The test suite has 258 tests across three layers: 94 component tests (React Testing Library), 39 service unit tests, and 125 converter integration tests covering every game-pair combination. Vitest enforces 80% coverage as a hard CI gate.

Technical Challenges

1. Each game uses a different sensitivity scale and FOV model

There is no universal sensitivity unit — Valorant's 1.0 is physically different from CS2's 1.0. The solution was mapping every game's sensitivity to cm/360° (the physical distance the mouse travels per full camera rotation) as an intermediate unit. This creates a common denominator: convert source → cm/360° → target. Deriving the correct yaw multiplier for each game required reading engine documentation and cross-referencing community measurement tools.

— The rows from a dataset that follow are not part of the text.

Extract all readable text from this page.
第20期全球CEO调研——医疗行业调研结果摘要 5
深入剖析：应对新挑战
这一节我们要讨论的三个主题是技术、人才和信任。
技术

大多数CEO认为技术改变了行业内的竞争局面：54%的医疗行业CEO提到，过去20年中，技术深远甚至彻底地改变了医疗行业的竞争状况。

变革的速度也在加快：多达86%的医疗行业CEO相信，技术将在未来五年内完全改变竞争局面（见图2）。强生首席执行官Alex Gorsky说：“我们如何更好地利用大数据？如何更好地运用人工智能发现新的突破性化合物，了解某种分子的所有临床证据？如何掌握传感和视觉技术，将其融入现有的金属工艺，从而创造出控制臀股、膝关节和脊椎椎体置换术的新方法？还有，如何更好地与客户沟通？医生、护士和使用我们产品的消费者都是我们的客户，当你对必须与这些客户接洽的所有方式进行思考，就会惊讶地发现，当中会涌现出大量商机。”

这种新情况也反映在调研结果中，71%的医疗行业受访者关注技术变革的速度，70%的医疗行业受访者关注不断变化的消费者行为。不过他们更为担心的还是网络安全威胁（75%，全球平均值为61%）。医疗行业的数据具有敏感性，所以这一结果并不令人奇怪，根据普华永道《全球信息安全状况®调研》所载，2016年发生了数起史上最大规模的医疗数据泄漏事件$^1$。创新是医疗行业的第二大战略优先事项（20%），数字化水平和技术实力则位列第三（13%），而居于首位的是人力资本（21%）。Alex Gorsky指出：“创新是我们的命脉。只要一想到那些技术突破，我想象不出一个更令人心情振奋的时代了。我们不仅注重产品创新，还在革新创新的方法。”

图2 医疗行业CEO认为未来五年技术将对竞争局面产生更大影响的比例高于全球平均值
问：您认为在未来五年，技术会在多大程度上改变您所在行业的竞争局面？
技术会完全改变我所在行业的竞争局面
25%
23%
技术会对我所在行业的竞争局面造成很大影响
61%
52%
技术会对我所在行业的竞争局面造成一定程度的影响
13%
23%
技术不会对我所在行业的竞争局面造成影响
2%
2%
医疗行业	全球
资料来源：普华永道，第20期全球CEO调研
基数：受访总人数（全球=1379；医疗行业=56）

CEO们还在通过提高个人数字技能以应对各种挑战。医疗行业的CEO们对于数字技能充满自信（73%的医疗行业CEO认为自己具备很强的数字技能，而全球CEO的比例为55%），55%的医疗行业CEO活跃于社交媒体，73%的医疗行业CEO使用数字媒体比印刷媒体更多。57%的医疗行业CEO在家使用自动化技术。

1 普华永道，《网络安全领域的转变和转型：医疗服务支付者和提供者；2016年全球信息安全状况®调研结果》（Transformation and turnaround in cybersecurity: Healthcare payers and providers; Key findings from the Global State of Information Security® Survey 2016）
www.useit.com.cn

2. Achieving 93.8% test pass rate across every game pair

With 8 games there are 56 ordered conversion pairs. Edge cases compound: very high DPI values, sensitivity near zero, and floating-point precision loss at extreme ranges. The TDD red-green-refactor cycle caught precision bugs that only appear in specific combinations — tests were the specification before the implementation.

What I Learned

Designing a SOLID service layer where the conversion logic has no knowledge of React or the DOM made the codebase straightforward to test and reason about. TDD at this scale — writing tests for all 56 conversion pairs before implementing the formulas — surfaced requirements I would have missed by coding first. The PWA manifest and service worker caching strategy also taught me how to handle asset versioning and cache invalidation on updates.